STATOIL: SOLID DELIVERIES (Part 1)


Statoil ASA (OSE:STL, NYSE:STO) had a net income of  NOK 11.0 billion in the second quarter of 2007, compared to NOK 9.8 billion in the second quarter of 2006. In the first six months of 2007, net income was NOK 18.8 billion compared to NOK 20.6 billion in the first six months of 2006.
 
The 11% increase in net income from the second quarter of 2006 to the second quarter of 2007 was mainly due to lower income taxes and higher sales volumes of natural gas. The increase in net income was partly offset by a decrease in the natural gas price and in the average realised oil price, both measured in NOK.
 
"We deliver strong results and a record high international oil production, while continuing our efforts to position the group for future growth. Our acquisition of North American Oil Sands Corporation was approved by the Canadian authorities in June.

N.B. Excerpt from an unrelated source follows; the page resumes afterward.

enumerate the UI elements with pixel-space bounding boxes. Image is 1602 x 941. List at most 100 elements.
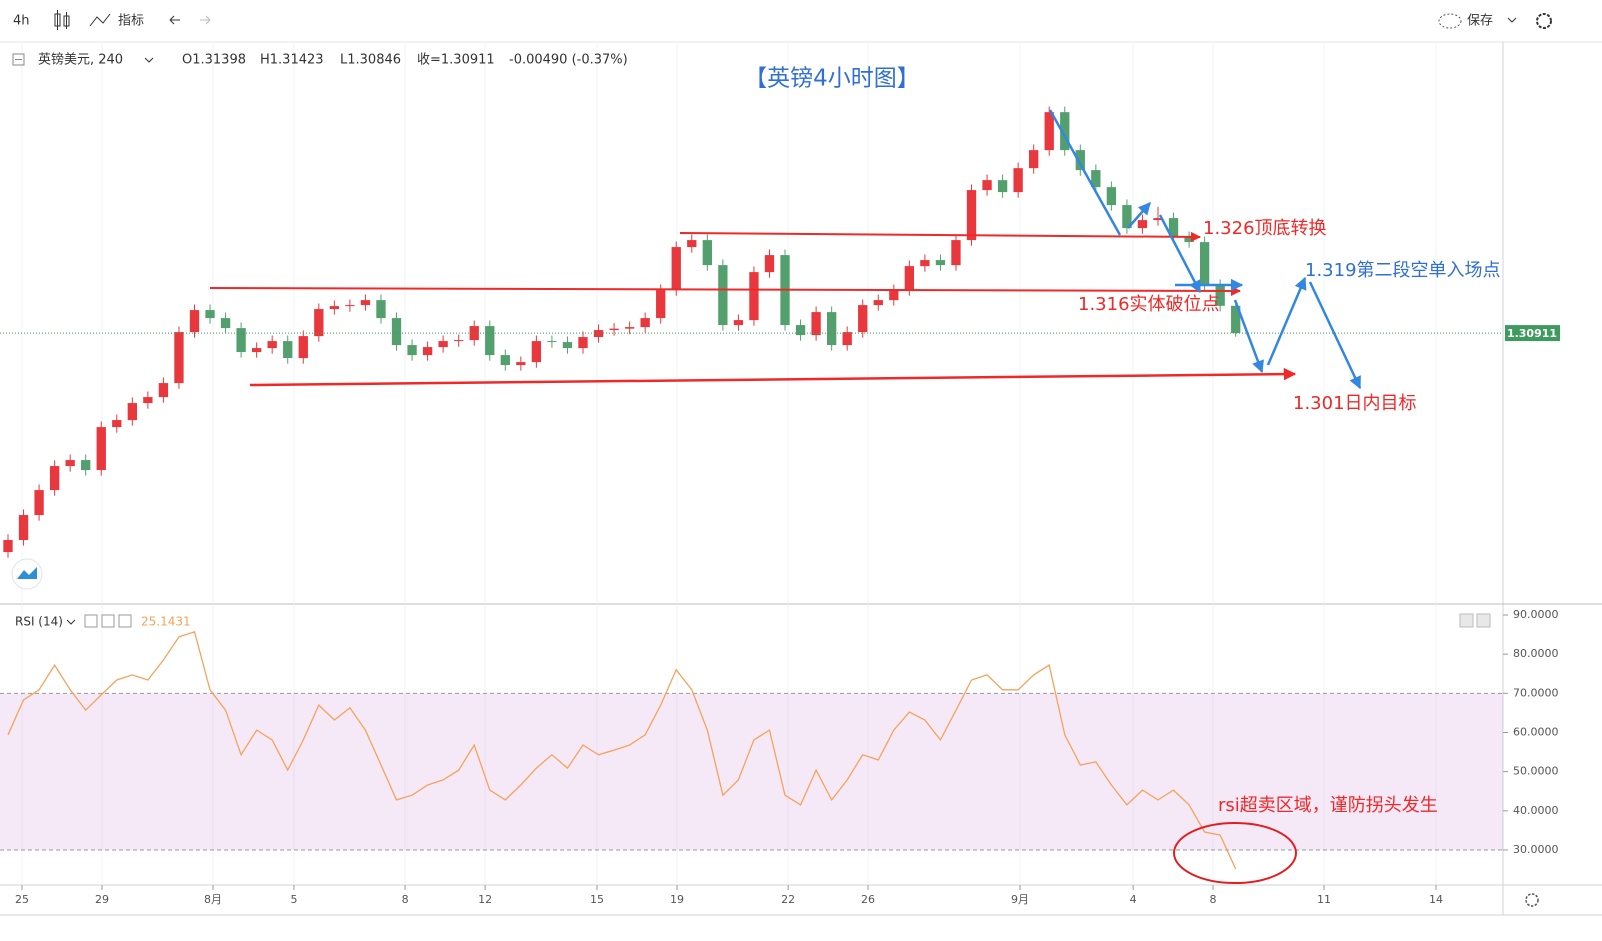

In July the shareholders of Statoil and Hydro approved the merger of Statoil and Hydro's oil and gas activities, and the integration planning is on track," says Helge Lund, Statoil's chief executive officer.
 
The CEO is also pleased with the continued high exploration and project activity.
 
"As operator and partner we have announced five discoveries, four on the Norwegian continental shelf and one internationally. In addition, we recently announced a successful appraisal well and production test at Rosebank on the UK continental shelf."
 
"Three new projects have come on stream and the first delivery of gas from Shah Deniz to Turkey in July represents another milestone for Statoil," Mr Lund notes.
 
Return on average capital employed after tax (ROACE) (*) for the 12 months ended 30 June 2007 was 23.6%, compared to 26.4% for the 12 months ended 31 December 2006. The decrease was mainly due to lower oil and gas prices measured in NOK. ROACE is defined as a non-GAAP financial measure (*).
 
In the second quarter of 2007, earnings per share were NOK 5.00 compared to NOK 4.42 in the second quarter of 2006. For the first six months of 2007, earnings per share were NOK 8.58, compared to NOK 9.33 for the same period in 2006.
 
Net operating income in the second quarter of 2007 was NOK 26.0 billion compared to NOK 29.9 billion in the second quarter of 2006. The decrease was mainly due to a 13% decrease in gas prices and a 3% decrease in the average realised oil price, both measured in NOK, an 11% decrease in liftings of oil on the Norwegian continental shelf (NCS), and a net increase in operating expenses and selling, general and administrative expenses of NOK 1.0 billion mainly due to higher activity.
 
In the first half of 2007, net operating income was NOK 49.8 billion compared to NOK 62.9 billion in the first half of 2006. The decrease was mainly due to an 8% decrease in the average oil price and a 14% decrease in gas prices, both measured in NOK, negative changes in derivatives amounting to NOK 3.3 billion, an increase of net NOK 1.7 billion in operating, general and administrative expenses, mainly due to higher activity, and a decrease in other income of NOK 1.1 billion related to sales and exchanges of assets in the first half of 2006.
 
Total oil and gas production in the second quarter of 2007 was 1,112,000 barrels of oil equivalent (boe) per day, compared to 1,076,000 boe per day in the second quarter of 2006. The 3% increase of was mainly related to increased oil production from International E&P due to start-up of new fields, and increased gas production from the Sleipner, Åsgard and Gullfaks fields on the NCS. In the first half of 2007 total oil and gas production was 1,155,000 boe per day, compared to 1,156,000 boe per day in the first half of 2006.
 
Total oil and gas liftings in the second quarter of 2007 were 1,079,000 boe per day, compared to 1,104,000 boe per day in the same period of 2006. This is equivalent to an underlift of 33,000 boe per day in the second quarter of 2007. In the first half of 2007, total oil and gas liftings were 1,166,000 boe per day compared to 1,168,000 boe per day in the corresponding period of 2006.